Dungy a souligné les conséquences de l'adoption d'une mesure de vote similaire dans son État d'origine, le Michigan, comme une raison pour laquelle les électeurs devraient s'opposer à l'amendement 4, soulignant comment les avocats « utilisent cet amendement pour poursuivre l'État du Michigan en justice afin de forcer les contribuables à financer des avortements électifs. » via Medicaid. « La même chose pourrait facilement se produire ici si l’amendement 4 était adopté », a-t-il affirmé.
« Je crois que toutes les mères méritent des soins de santé et une protection. Les lois actuelles de Floride prévoient des exceptions pour autoriser l'avortement en cas de viol, d'inceste ou pour protéger la santé et la vie de la mère », a déclaré Dungy. « Mais je crois aussi que tous les bébés dans l'utérus sont de véritables vies aux yeux de Dieu, et que ces bébés méritent également d'être protégés. »
Dungy a conclu la vidéo en exprimant sa confiance dans le fait que « nous pouvons protéger la santé des mères et la vie des bébés avec une meilleure solution qui ne comporte pas autant de lacunes et d'incertitudes », ajoutant : « Jamais auparavant on ne nous a demandé de voter sur quelque chose qui est littéralement une question de vie ou de mort.
Soulignant que « c'est à cela que se résume l'amendement 4 », Dungy a appelé ses concitoyens de Floride à « s'il vous plaît, rejoignez-moi pour défendre la vie en votant « Non » à l'amendement 4. »
À la fin de la vidéo, les téléspectateurs voient le logo d'Apologetics, Inc. L'organisation décrit sa mission comme étant de « montrer pourquoi le christianisme est vrai et satisfaisant et d'équiper les chrétiens pour qu'ils partagent cette nouvelle avec créativité et clarté » en s'engageant dans le discipolat, la sensibilisation. et la création de contenu dans le but de créer « une génération captivée et transformée par le christianisme ».
Tout au long de la vidéo, les mots « Connaître la vérité » apparaissent plusieurs fois, avec les lettres « N » et « O » en rouge ainsi que les mots « sur 4 » juste en dessous. La présence de ces mots repose sur le principe selon lequel si les électeurs « connaissent la vérité », ils voteront « Non sur 4 ».

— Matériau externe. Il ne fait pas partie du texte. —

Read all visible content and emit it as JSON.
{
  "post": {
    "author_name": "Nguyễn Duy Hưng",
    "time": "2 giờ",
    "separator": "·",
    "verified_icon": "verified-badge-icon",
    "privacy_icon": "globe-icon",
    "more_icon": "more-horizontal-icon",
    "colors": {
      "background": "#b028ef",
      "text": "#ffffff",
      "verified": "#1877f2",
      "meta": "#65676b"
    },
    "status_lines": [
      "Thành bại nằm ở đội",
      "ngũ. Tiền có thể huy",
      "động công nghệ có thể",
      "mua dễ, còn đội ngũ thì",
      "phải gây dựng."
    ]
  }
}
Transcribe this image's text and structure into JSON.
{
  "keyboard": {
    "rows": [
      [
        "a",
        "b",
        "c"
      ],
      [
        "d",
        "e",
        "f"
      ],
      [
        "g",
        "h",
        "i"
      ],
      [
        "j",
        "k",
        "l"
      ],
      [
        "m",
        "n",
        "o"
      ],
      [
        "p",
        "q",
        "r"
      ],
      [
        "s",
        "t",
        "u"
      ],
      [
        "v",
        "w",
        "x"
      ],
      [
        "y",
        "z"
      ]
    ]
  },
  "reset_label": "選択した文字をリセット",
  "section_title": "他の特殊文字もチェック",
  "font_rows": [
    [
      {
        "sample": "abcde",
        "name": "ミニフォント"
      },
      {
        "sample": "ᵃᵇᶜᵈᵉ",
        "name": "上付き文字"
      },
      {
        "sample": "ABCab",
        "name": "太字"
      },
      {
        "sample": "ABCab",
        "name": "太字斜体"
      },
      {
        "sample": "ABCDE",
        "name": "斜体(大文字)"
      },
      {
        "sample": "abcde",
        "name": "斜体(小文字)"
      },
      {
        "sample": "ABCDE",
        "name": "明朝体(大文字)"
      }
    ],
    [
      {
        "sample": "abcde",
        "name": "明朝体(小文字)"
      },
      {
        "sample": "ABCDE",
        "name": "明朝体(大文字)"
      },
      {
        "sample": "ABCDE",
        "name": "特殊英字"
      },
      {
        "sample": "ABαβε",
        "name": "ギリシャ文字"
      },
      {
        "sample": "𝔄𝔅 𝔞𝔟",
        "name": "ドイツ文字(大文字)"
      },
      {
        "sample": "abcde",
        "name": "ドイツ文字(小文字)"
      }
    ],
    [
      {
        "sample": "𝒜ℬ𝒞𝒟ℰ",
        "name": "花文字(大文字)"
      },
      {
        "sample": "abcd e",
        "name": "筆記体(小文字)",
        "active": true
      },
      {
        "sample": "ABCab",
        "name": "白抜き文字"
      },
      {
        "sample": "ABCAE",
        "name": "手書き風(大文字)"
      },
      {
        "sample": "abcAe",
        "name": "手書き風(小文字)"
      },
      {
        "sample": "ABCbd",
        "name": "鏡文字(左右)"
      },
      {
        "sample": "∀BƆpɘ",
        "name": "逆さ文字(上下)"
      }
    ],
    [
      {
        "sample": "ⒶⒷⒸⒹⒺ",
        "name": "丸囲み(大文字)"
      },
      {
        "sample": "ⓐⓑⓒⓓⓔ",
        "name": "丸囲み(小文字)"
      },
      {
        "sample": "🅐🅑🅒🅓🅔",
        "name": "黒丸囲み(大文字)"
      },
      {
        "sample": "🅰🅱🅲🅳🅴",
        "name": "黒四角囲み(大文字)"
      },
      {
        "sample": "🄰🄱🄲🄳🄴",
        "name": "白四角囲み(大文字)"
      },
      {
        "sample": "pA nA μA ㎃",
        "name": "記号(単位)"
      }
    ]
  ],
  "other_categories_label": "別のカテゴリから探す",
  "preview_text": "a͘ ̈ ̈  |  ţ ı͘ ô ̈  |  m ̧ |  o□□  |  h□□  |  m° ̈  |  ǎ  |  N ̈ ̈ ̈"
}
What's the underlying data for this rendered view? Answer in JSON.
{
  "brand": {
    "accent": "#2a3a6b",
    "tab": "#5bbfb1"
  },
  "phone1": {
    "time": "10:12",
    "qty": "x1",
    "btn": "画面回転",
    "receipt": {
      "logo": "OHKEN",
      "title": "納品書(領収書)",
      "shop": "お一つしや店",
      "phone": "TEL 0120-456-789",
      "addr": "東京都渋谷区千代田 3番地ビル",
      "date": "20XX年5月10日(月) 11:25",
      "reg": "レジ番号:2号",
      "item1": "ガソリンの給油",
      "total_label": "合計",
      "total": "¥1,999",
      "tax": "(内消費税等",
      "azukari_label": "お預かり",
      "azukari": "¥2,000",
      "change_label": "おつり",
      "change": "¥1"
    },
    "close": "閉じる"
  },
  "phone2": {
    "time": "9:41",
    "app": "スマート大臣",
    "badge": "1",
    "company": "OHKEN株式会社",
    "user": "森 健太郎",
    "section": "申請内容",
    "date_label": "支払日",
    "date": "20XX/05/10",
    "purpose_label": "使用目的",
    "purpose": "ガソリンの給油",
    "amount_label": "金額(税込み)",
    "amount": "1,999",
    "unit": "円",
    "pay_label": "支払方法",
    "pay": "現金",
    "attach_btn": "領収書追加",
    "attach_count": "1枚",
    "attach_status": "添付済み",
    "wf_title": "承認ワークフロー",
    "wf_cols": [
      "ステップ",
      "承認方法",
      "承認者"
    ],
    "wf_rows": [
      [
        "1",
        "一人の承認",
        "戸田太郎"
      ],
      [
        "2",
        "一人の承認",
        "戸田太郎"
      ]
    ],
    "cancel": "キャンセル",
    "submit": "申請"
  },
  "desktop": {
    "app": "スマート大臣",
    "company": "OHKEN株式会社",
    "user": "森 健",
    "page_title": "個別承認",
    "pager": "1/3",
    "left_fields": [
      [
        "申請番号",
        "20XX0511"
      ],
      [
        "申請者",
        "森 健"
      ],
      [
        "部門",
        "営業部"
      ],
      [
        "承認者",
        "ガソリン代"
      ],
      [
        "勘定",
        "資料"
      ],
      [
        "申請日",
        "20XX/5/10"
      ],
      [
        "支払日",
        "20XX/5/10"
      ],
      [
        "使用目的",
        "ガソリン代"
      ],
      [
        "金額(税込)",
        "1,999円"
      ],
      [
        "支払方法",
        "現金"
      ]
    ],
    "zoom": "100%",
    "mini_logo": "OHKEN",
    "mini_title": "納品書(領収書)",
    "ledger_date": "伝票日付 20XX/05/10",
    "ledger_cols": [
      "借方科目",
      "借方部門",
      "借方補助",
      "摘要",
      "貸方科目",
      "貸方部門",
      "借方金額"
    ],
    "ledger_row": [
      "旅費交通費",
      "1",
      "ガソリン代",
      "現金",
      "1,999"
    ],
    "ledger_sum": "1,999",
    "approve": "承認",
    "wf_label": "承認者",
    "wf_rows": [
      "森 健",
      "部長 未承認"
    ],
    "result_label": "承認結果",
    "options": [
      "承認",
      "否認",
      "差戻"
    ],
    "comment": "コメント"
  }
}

Le sondage d’opinion le plus récent montre des signaux contradictoires quant à savoir si l’amendement 4 obtiendra ou non les voix nécessaires à son adoption. Un sondage mené auprès de 977 électeurs probables par l'Université de Floride du Nord du 7 au 18 octobre a révélé que 60 % des personnes interrogées prévoyaient de voter pour l'amendement 4, tandis que 38 % avaient l'intention de le rejeter.
Alors que le sondage de l'Université de Floride du Nord prédit que l'amendement 4 atteindra à peine le seuil de 60 % requis pour être adopté, une enquête menée auprès de 622 électeurs probables de Floride par le New York Times et le Siena College du 29 septembre au 30 octobre. 6 a mesuré le soutien à la mesure électorale en faveur de l'avortement à seulement 46 % tout en évaluant l'opposition à 38 %.
S’il est adopté, l’amendement 4 annulerait l’interdiction de l’avortement de six semaines en vigueur en Floride, qui comprend des exceptions autorisant les avortements plus tard au cours de la grossesse afin de protéger la vie ou la santé de la mère ou en cas de viol, d’inceste ou de traite d’êtres humains. Les femmes peuvent également avorter plus tard au cours de la grossesse si l’on détermine que leur bébé présente une anomalie fœtale mortelle.
Depuis que la Cour suprême des États-Unis a statué que la Constitution américaine ne contient pas de droit à l'avortement, les électeurs de plusieurs États ont adopté des mesures établissant le droit à l'avortement dans leurs constitutions respectives. Les électeurs de Californie, du Michigan et du Vermont ont approuvé des référendums établissant le droit constitutionnel à l'avortement en 2022, tandis que l'Ohio a emboîté le pas en 2023.